Когда дело дошло до третьей, Александр Иванович, оторвав взгляд от рюмки, спросил:
— Сколько лет мы знакомы?
— Четыре с половиной года, — ответил я.
— Ты всё помнишь, о чём говорили?
— Помню. И забывать не собираюсь.
— Не означает ли это, что данное тобою слово, сделать всё так, как я просил, остаётся в силе?
— Разумеется. Я никогда от данных мною обещаний не отказывался. И уж тем более не собираюсь делать это сейчас. В чём дело? Откуда пугающий тон? Ощущение такое, будто пригласил для того, чтобы проститься.
— Нет, — рассмеялся Соколов.
Смех был сквозь слёзы. Я это почувствовал совершенно отчётливо. Перейти же к другой теме не мог, ситуация была под контролем Александра Ивановича.
Он вдруг начал говорить о том, о чём речь не должна была идти в принципе. Даже сейчас, двадцать пять лет спустя, вижу направленный мимо меня взгляд, дрожащие руки. Особенно запомнилось то, как Соколов произносил слова, будто не говорил, а читал молитву. Передо мной сидел человек, которого я не только не узнавал, но и отказывался понимать.
— И что было дальше?
— Александр Иванович заставил меня сконцентрироваться, причём настолько, что я начал ощущать себя сжатой до отказа пружиной. Состояние это держало в напряжении до последнего произнесённого Соколовым слова.

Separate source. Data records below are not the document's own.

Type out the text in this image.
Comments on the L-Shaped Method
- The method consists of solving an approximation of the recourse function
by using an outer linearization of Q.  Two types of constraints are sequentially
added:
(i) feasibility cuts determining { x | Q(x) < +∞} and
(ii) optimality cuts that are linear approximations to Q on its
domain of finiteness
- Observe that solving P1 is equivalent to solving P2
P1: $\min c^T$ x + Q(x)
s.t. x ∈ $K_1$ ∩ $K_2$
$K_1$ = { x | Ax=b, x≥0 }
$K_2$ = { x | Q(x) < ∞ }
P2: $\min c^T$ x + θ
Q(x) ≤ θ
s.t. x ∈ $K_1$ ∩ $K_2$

Замолчав, Богданов — старший задумался. Глядя перед собой, он будто провалился в прошлое.
Вера Ивановна поднесла палец губам, что означало: «Ни о чём не спрашивай, ничего не говори».
Прошло секунд десять, прежде чем Николай Владимирович, придя в себя, глянул сначала на жену, затем на сына. После чего потряс головой, будто хотел сбросить остатки затмения.
И только, когда взгляд стал боле менее ясным, произнёс:
— Он сказал, что придёт время, и мы поймём, насколько Соколов был прав.
Естественно, я не мог не поинтересоваться: «Что такого я должен понять, о чём он не может сказать в открытую?»
Но Александр Иванович будто не слышал. Смотрел мимо и говорил, говорил.
До сих пор помню бледность лица и слова, слова, слова. Те будто лились на голову, окуная то в огонь, то в холод.